In recent years, through news reports and first-hand experience, the general public has become keenly aware of extreme events, in particular, of extreme weather conditions such as extended heat waves, periods of extreme cold, an increase in the number and intensity of tornadoes and hurricanes, or periods of record precipitation resulting in unprecedented floods. Just in the past few years, the insurance claims from extreme climatic events have been staggering, which include the Missouri River flood in April 2019 ($10.8B), Hurricane Michael in October 2018 ($25B), the California wildfires in December 2017 ($18.7B), the US drought/heatwave in 2012 ($33.9B), and Hurricane Sandy in October 2012 ($73.4B). This list does not include non-climatic extreme events such as the financial crisis from 2008 nor the current covid-19 pandemic. Many of the extreme events experienced today that are weather, environmental, industrial, epidemiological, economic, or social media related are occurring at a more frequent rate, which often result in huge losses to our society in a variety of ways from financial to human life to our way of life. While the occurrence of extreme events is reasonably well understood in steady state situations, it has become clear that the preponderance of extremes events suggest that the steady-state assumption is no longer valid. The key objective of this research is to try to understand causal impacts of various factors from a potentially large array of variables including changing environmental conditions, demographic movements within the US, changing landscapes, and changing economic conditions, on the frequency and magnitude of extreme events. From many variables, we hope to produce methodology to extract the important features in the data that have a direct impact on describing and predicting extremes. This research is potentially of use to policymakers who need to anticipate and plan for extreme events leading to sensible strategies for mitigating their impact on society. The graduate student support will be used for interdisciplinary research.

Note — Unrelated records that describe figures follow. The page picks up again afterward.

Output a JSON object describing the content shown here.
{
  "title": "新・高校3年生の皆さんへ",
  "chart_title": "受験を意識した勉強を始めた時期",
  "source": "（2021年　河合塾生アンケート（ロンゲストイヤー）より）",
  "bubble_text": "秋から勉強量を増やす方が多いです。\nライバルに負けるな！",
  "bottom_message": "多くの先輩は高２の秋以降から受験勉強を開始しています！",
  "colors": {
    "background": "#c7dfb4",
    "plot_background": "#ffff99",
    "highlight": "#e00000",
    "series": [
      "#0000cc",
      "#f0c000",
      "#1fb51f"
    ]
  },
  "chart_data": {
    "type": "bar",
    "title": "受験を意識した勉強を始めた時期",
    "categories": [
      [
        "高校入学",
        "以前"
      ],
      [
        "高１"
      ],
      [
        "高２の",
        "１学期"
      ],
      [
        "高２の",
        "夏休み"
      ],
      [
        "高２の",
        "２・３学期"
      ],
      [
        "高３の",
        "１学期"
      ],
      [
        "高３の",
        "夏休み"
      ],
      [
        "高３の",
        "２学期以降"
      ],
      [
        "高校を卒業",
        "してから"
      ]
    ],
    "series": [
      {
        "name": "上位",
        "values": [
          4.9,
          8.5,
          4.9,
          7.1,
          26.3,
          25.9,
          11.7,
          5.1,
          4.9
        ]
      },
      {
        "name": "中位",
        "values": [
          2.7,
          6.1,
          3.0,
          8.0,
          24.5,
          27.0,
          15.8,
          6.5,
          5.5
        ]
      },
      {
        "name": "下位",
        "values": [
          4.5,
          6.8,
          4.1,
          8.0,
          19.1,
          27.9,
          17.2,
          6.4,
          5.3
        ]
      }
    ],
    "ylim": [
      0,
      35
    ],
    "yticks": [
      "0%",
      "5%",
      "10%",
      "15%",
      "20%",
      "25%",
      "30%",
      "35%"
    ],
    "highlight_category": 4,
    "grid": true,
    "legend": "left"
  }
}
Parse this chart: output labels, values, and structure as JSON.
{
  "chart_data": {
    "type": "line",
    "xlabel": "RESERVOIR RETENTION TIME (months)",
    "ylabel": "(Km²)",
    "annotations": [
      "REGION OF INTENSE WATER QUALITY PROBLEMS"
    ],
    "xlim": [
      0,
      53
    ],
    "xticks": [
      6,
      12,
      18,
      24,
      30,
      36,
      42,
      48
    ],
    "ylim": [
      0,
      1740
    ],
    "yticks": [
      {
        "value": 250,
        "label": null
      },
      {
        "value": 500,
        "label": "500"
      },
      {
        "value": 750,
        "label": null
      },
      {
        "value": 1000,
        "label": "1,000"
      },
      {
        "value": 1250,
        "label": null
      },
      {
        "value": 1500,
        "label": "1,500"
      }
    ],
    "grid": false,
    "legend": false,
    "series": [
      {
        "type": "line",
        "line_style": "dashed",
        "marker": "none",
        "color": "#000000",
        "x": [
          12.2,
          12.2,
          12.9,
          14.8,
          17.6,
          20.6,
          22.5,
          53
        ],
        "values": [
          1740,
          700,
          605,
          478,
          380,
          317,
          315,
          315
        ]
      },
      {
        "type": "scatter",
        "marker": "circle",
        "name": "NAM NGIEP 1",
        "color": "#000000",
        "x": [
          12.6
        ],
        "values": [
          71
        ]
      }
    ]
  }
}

The principal goal of this research project is to design new tools for analyzing and modeling extremes in a myriad of situations that go well beyond the boundaries of classical extreme value theory. These include detection of often nonlinear sets of much smaller dimension that can provide an adequate description of extremes in high dimensions, for which we hope to apply the powerful modern learning techniques (such as graph-based learning methods) that allow us to determine this extremal support from the data. In general, detecting sparsity in the exponent measure describing high-dimensional extremes, i.e., locating (often numerous) low-dimensional regions which carry most of the support of exponent measure will be a key focus of this research. A second main thrust of this research centers on the issue of causality in both small and large dimensional problems. In the most basic form, a set of variables X is said to be tail causal to a dependent vector Y if certain changes in X (sometimes themselves extreme but not always so) impact the tail behavior of Y. An important setting of this type is the potential outcomes framework for causality of extreme events, which will be a major focus in this project's research agenda.
This award reflects NSF's statutory mission and has been deemed worthy of support through evaluation using the Foundation's intellectual merit and broader impacts review criteria.